Evans the billionaire kidnapper
On Saturday, June 10, 2017, Nigerians woke up to the shocking news that a notorious kidnap kingpin, Chukwudumeme Onwuamadike, popularly known as ‘Evans’ had been arrested. Evans was arrested at his Magodo Estate home by the Inspector-General’s Intelligence Response Team (IRT) led by ACP Kyari while preparing to leave the country. More than 20 security operatives stormed his home to affect his arrest. Evans has been tagged the ‘richest and most notorious kidnapper’ in the history of Nigeria. He is believed to have collected several billions of naira as ransom in the last seven years of his reign as kingpin of kidnappers.
Igbonla school boys
Six boys from the Lagos Model College Igbonla, Epe Lagos, were kidnapped on Thursday 25, May 2017, during the early hours of the day while they were preparing for school by armed militants. The kidnappers initially demanded a N100million ransom for the boys – Peter Jonah, Isiaq Rahmon, Adebayo George, Judah Agbausi, Pelumi Philips and Farouq Yusuf. The boys were, however, released to their parents after 65days of being abducted and just four of them returned to Epe and were psychologically ready to continue their education.
Arewa youths’ quit notice to Igbos
Also in the outgoing year, a coalition of Northern groups, including the Arewa Youth Consultative Forum, led by Shettima Yerima, on Tuesday, June 6, gave all the Igbos resident in the 19 states of the North a threemonth ultimatum to quit or be forced out after the expiration of the October 1, 2017 deadline. They said that their reason is because the Igbo have consistently insisted that they don’t want to be in Nigeria, “let them therefore, go back to their places.” They added: “They don’t believe in Nigeria, so, we also don’t believe in them.” In the end, high level consultations involving Vice President, Yemi Osinbajo with major stakeholders, including the Arewa group, ensured that the deadline came and passed without any incident.
Flooding
About five years after flooding devastated large swaths of the country, another round of flooding hit Nigeria leaving sorrow, tears and misery in its wake. In all, about 30 states experienced the deluge with social media platforms awash with pictures of hardship experience by people from the highbrow Lekki Axis in Lagos, to the nation’s capital, Abuja and neighbouring Suleja and even Sokoto in the far north!

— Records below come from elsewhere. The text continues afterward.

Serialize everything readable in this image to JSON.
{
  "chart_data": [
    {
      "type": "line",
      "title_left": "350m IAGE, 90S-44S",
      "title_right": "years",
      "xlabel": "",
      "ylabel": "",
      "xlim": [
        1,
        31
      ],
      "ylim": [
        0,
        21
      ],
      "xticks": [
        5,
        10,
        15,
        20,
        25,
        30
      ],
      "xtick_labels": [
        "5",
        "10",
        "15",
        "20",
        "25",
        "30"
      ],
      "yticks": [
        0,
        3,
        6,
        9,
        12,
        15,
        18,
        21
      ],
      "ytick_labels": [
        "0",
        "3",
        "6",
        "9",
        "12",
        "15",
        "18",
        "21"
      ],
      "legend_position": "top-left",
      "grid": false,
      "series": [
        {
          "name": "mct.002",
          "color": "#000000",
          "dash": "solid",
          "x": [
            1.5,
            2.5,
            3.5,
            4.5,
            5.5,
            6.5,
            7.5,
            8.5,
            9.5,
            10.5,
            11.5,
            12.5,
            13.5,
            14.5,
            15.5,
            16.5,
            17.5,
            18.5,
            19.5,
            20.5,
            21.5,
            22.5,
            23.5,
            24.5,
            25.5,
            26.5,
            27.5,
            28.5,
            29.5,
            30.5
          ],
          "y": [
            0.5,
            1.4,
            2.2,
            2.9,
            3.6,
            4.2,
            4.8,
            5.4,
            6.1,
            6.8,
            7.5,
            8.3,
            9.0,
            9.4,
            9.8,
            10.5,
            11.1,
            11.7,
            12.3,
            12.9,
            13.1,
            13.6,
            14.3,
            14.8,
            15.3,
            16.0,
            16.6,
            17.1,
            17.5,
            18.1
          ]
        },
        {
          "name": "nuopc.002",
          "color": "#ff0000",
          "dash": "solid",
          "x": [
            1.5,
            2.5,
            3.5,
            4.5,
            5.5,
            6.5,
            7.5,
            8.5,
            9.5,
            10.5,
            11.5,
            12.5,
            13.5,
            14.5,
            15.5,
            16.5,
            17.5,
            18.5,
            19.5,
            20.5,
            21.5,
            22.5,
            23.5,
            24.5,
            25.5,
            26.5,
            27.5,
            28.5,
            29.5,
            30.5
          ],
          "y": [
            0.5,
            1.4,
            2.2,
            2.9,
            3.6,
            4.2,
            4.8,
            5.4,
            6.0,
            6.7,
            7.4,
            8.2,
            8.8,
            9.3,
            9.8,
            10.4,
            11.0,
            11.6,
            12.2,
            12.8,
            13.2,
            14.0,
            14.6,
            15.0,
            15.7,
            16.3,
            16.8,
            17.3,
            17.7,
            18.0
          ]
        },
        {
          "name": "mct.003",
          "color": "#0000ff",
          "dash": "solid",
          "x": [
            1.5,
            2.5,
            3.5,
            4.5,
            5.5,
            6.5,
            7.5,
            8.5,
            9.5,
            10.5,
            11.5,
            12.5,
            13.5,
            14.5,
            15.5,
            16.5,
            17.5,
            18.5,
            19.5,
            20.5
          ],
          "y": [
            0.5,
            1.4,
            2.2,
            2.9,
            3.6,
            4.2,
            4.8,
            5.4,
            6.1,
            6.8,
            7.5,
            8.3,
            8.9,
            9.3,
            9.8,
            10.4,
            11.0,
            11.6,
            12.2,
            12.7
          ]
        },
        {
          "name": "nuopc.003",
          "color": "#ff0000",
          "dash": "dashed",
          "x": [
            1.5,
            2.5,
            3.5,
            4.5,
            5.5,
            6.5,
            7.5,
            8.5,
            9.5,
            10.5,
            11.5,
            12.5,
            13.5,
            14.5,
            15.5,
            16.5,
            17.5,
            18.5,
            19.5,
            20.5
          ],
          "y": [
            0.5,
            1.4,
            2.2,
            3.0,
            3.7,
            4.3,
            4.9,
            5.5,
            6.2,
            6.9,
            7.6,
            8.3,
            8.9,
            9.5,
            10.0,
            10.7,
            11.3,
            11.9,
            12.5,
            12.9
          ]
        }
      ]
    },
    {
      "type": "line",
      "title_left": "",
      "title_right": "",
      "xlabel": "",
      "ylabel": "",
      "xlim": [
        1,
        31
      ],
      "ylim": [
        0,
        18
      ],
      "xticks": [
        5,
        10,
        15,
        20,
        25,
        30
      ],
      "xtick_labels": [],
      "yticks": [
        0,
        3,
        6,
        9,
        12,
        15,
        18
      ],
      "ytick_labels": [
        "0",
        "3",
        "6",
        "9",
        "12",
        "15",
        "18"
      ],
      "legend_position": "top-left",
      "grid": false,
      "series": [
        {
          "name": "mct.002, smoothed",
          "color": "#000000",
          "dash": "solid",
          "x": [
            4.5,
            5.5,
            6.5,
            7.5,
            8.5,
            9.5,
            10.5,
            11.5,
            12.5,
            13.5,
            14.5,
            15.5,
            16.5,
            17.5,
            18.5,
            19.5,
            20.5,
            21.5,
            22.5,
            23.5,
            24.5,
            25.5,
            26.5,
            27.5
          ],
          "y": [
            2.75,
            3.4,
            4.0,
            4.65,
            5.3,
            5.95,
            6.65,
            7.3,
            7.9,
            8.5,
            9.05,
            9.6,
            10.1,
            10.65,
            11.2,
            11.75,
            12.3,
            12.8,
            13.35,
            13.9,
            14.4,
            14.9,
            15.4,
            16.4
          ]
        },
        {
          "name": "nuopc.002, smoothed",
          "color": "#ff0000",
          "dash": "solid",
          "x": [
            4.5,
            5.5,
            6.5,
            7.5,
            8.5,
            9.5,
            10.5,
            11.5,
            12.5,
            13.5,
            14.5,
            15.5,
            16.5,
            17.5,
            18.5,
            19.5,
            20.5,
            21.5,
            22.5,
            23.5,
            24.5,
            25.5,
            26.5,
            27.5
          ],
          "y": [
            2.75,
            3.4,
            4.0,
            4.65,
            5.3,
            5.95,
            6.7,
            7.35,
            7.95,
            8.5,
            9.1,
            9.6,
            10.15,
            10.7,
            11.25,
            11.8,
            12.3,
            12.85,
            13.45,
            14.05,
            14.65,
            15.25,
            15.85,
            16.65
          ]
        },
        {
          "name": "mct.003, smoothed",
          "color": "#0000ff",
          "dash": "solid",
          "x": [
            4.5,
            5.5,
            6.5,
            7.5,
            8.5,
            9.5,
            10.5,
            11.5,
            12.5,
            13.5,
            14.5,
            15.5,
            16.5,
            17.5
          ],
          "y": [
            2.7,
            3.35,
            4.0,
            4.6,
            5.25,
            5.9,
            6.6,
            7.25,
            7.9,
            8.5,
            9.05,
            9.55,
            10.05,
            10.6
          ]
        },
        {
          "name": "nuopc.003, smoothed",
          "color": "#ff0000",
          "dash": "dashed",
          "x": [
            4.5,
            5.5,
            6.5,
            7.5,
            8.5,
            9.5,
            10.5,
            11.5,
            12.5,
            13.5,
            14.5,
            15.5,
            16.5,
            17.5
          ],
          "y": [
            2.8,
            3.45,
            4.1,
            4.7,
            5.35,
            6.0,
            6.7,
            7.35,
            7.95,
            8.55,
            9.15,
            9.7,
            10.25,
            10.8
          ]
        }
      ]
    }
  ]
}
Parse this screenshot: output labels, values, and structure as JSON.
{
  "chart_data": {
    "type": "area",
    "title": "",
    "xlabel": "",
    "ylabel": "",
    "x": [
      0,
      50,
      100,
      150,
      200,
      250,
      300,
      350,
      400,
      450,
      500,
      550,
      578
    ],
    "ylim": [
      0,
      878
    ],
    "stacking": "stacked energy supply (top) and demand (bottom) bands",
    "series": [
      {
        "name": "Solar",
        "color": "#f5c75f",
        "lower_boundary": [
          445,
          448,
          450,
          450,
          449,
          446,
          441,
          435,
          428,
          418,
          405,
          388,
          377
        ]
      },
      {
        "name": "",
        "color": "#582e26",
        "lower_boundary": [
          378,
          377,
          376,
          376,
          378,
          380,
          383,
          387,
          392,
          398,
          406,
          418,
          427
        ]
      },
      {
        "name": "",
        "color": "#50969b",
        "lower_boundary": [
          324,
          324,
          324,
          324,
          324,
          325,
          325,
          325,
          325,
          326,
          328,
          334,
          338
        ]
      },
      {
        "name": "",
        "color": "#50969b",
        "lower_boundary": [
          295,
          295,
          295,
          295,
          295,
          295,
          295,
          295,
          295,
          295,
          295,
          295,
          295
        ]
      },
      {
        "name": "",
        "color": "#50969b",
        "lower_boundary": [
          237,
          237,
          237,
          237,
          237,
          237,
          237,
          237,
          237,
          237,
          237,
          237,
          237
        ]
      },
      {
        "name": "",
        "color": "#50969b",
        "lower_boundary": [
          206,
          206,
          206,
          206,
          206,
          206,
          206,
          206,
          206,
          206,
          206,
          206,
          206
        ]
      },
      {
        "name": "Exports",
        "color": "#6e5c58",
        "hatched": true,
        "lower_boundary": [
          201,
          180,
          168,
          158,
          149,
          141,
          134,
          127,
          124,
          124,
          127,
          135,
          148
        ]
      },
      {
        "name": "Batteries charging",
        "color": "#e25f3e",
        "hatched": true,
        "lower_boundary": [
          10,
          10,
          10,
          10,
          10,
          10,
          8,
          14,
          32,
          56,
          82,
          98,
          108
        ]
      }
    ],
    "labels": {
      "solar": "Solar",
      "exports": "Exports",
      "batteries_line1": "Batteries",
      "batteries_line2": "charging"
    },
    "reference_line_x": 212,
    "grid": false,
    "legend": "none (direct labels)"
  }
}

FG’s attempt to check churches
2017 was also a year when the Federal Government took a step towards regulating the operation of churches in Nigeria. For the first time, the tenure of a General Overseer was pegged; and this saw one of the most influential God’s General, Pastor Enoch Adeboye of the Redeemed Christian Church of God (RCCG) shedding his responsibilities as the head of the RCCG, in humble compliance.